Тела складывались в неё с тем же безоговорочным течением, с каким вода заполняет впадину. Первые опускались к стволам, остальные растекались по траве и земле, находя места, какие находили всегда. Ежедневная геометрия отдыха, расчерченная привычкой. Они рушились. Ноги вытянуты, руки опущены, головы запрокинуты к коре или склонены вперёд на поднятые колени. Сдвиг от вертикали к горизонтали, от труда к неподвижности, преображал их. Мышцы, что были двигателями, становились поверхностями. Кожа, что тянулась под натяжением, обвисала, и пот, что двигался — стекал, желобился, капал, — оседал неподвижной плёнкой, ловящей процеженный свет и обращающей каждое тело в нечто сияющее.
Картина, на которую я не уставал смотреть. Бурая и тёмная кожа на фоне зелёной тени, белые линии старых шрамов ловили свет иначе, чем мокрая кожа вокруг, члены покоились на бёдрах в разной степени мягкости, ошейники потускнели от пыли.
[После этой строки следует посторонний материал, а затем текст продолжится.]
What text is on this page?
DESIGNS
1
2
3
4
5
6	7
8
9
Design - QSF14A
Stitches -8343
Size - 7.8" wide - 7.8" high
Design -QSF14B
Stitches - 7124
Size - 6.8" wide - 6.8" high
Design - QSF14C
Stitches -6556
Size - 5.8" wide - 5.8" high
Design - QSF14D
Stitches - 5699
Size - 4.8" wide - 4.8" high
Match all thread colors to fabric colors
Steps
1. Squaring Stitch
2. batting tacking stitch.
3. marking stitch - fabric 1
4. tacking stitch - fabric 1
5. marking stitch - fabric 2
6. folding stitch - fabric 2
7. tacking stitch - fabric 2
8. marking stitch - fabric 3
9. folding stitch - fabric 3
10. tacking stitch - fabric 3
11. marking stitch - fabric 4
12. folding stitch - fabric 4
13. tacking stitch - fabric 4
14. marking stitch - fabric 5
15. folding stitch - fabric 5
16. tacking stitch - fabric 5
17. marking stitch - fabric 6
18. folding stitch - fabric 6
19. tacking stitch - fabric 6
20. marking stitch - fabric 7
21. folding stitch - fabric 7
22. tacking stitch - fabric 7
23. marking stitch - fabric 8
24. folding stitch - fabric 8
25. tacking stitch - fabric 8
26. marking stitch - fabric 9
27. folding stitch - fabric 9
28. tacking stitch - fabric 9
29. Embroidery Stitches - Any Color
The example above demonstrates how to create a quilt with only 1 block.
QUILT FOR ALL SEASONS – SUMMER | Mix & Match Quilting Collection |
Тело свернулось на боку, колени поджаты, позвоночник — длинная дуга позвонков под тонкой кожей. Другое плашмя на спине, руки раскинуты, грудь открыта тени, рёбра поднимались и опадали с медленным приливом восстановленного дыхания. Два широкотелых быка сидели у одного ствола, плечи соприкасались, головы запрокинуты, глаза закрыты, бёдра бок о бок, как ноги двух сдвинутых столов. Безмолвная близость стадных животных на отдыхе, ищущих тепла и касания даже когда воздух и без того тёпел.
Один час. Часы надсмотрщика правили полем с той же безоговорочной властью, с какой солнце правит небом. Без торга, без продления. В этот час телам нечего было давать и нечего доказывать. Тишина была иной, чем рабочая: мягче, гуще, дыхание теперь слышно как общий пульс, который я ловил из окна спальни по ночам. Только здесь, под полуденными деревьями, я был внутри него, а не над ним.